Yoshimi Masaki

Personal information
- Born: August 20, 1962 Tadaoka, Osaka, Japan
- Died: August 30, 2026 (aged 64)
- Occupation: Judoka

Sport
- Sport: Judo

Medal record
Representing Japan
Men's judo
World Championships
| Gold medal – first place | 1985 Seoul | Open |
Asian Games
| Gold medal – first place | 1986 Seoul | Open |
Asian Championships
| Gold medal – first place | 1984 Kuwait City | Open |
Universiade
| Gold medal – first place | 1985 Kobe | Open |

Profile at external databases
- JudoInside.com: 17192

= Yoshimi Masaki =

Japanese judoka (1962–2026)

Yoshimi Masaki (正木 嘉美, Masaki Yoshimi) was a Japanese judoka and a professor at Tenri University.

==Biography==
Masaki was born in Tadaoka, Osaka, Japan on August 20, 1962. He began judo during elementary school, and graduated from Tenri Highschool and Tenri University, where he was awarded as an outstanding competitor at the All-Japan Collegiate Judo Championships four times. Yasuhiro Yamashita, Seigo Saito, Yasuyuki Muneta, and Yohei Takai are the only other judoka in history who received the award four times. Masaki continued to work and train at the university after graduating, but was unable to gain a spot on the Japanese national judo team as the third-string competitor behind Yasuhiro Yamashita and Hitoshi Saito.

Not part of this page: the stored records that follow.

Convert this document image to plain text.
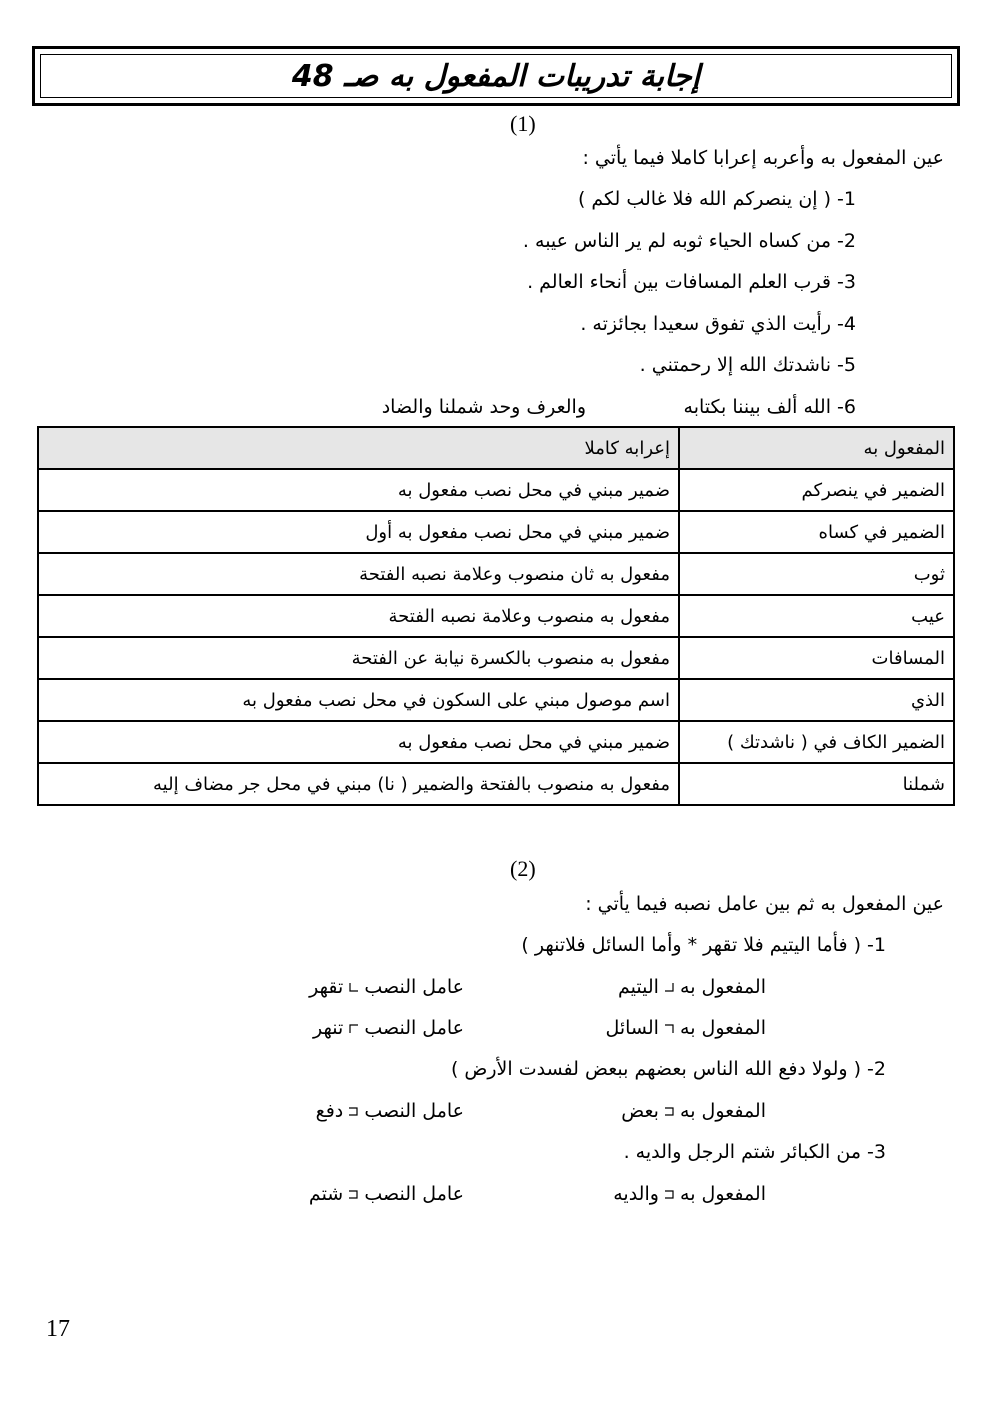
إجابة تدريبات المفعول به صـ 48
(1)
عين المفعول به وأعربه إعرابا كاملا فيما يأتي :
1- ( إن ينصركم الله فلا غالب لكم )
2- من كساه الحياء ثوبه لم ير الناس عيبه .
3- قرب العلم المسافات بين أنحاء العالم .
4- رأيت الذي تفوق سعيدا بجائزته .
5- ناشدتك الله إلا رحمتني .
6- الله ألف بيننا بكتابه
والعرف وحد شملنا والضاد
المفعول به	إعرابه كاملا
الضمير في ينصركم	ضمير مبني في محل نصب مفعول به
الضمير في كساه	ضمير مبني في محل نصب مفعول به أول
ثوب	مفعول به ثان منصوب وعلامة نصبه الفتحة
عيب	مفعول به منصوب وعلامة نصبه الفتحة
المسافات	مفعول به منصوب بالكسرة نيابة عن الفتحة
الذي	اسم موصول مبني على السكون في محل نصب مفعول به
الضمير الكاف في ( ناشدتك )	ضمير مبني في محل نصب مفعول به
شملنا	مفعول به منصوب بالفتحة والضمير ( نا) مبني في محل جر مضاف إليه
(2)
عين المفعول به ثم بين عامل نصبه فيما يأتي :
1- ( فأما اليتيم فلا تقهر * وأما السائل فلاتنهر )
المفعول به  اليتيم
عامل النصب  تقهر
المفعول به  السائل
عامل النصب  تنهر
2- ( ولولا دفع الله الناس بعضهم ببعض لفسدت الأرض )
المفعول به  بعض
عامل النصب  دفع
3- من الكبائر شتم الرجل والديه .
المفعول به  والديه
عامل النصب  شتم
17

However, when Saito entered in both the +95 kg and Open weight categories of the 1985 World Judo Championships, he was severely injured in the final of the +95 kg competition, forcing him to give up his spot in the Open weight category. Masaki filled in as a last-minute replacement, and defeated Mohamed Rashwan in the final to become world champion in the Open weight category. He continued his success with consecutive wins at the All-Japan Judo Championships from 1986 to 1987, and was scheduled to enter the 1987 World Judo Championships but withdrew due to an injury (his replacement, 19-year-old Naoya Ogawa, went on to win the tournament to become the youngest world champion at the time). Though seen as the favorite to represent Japan in the Open weight category at the 1988 Summer Olympics, Masaki was defeated by Naoya Ogawa and Hitoshi Saito in qualification tournaments and did not make an appearance at the Olympics.

He continued to work for Tenri University after retiring, both as a judo instructor and a professor in sports science. He also worked as an instructor for the All-Japan Judo Federation.

Masaki died on August 30, 2026, at the age of 64.